The point on a parabola is $\left(x,x^2\right)$, the normal at this point has direction $(-2x,1)$. That is, the normal is parametrized by $$ \left(x-2xt,x^2+t\right) $$ The point on the axis of the parabola ($x=0$) is at $t=\frac12$: $$ \left(0,x^2+\tfrac12\right) $$ The distance from $\left(0,x^2+\tfrac12\right)$ to $\left(x,x^2\right)$ is $r=\sqrt{x^2+\frac14}$ . This is the radius of a ball that would be tangent to the parabola at $\left(x,x^2\right)$. The center of this ball would be at $$ \left(0,r^2+\tfrac14\right) $$ as long as $r\ge\frac12$. When $r\lt\frac12$, then $x=\sqrt{r^2-\frac14}$ is not real. Then the ball sits on the bottom of the glass; its center at $$ (0,r) $$ Here is a plot of the glass and balls of radius $\left\{\frac14,\frac12,1,2\right\}$:
The general circle of the form $x^2 + (y-b)^2 = r^2$ with center on the $y$-axis intersects the general parabola $y = a x^2$ at four points (allowing for repeated intersections, complex intersections, and infinite intersections).
It's pretty easy to solve for them: we can rewrite the circle equation as
$$ \frac{1}{a} y + (y-b)^2 = r^2 $$ $$ y^2 + \left( \frac{1}{a} - 2b \right) y + (b^2 - r^2) = 0 $$
which lets us solve for the $y$ coordinates. Then $y=ax^2$ lets us solve for the $x$ coordinates.
The configuration you're looking for has the circle tangent to the parabola: that means each intersection is a double point — all four intersection points must have the same $y$ coordinate. By the quadratic formula, the two solutions we get for $y$ are the same when
$$ \left(\frac{1}{a} - 2b \right)^2 - 4 (b^2 - r^2) = 0 $$
I'll leave it to you to plug in the knowns and solve for the unknowns.
There is a solution using the concept of envelope.

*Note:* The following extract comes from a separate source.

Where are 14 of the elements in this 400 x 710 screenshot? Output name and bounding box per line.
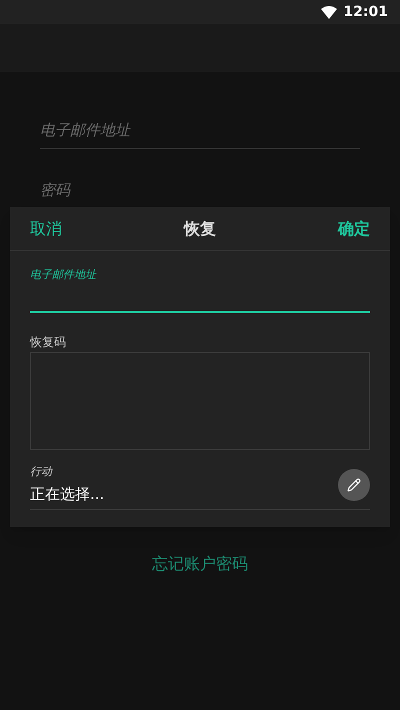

Indeed, parabola $P$ with equation $y=x^2$ can be considered as the envelope of all possible ping-pong balls with generic equation:
$$x^2+(y-f(r))^2=r^2$$
where we have to check that $f(r)=r^2+\frac14$.
The classical method for the determination of envelopes is obtained by working with a system of 2 equations, the initial one (1) and the equation obtained by differentiating it with respect to the parameter, here $r$, which is :
$$-2(y-f(r))f'(r)=2r\tag{2}$$
Extracting
$$y-f(r)=-\ \dfrac{r}{f'(r)}\tag{3}$$
and plugging this expression into (1), we get
$$x^2=r^2-\left(\dfrac{r}{f'(r)}\right)^2\tag{4}$$
Replacing now $y$ in the LHS of (3) by $x^2$ in (4), we get:
$$r^2-\left(\dfrac{r}{f'(r)}\right)^2-f(r)=-\ \dfrac{r}{f'(r)}$$
which is equivalent to:
$$r^2f'(r)^2-r^2-f(r)f'(r)^2=-rf'(r)$$
We will not solve this differential equation.
It is sufficient to check that $f(r):=r^2+\tfrac14$ is a solution.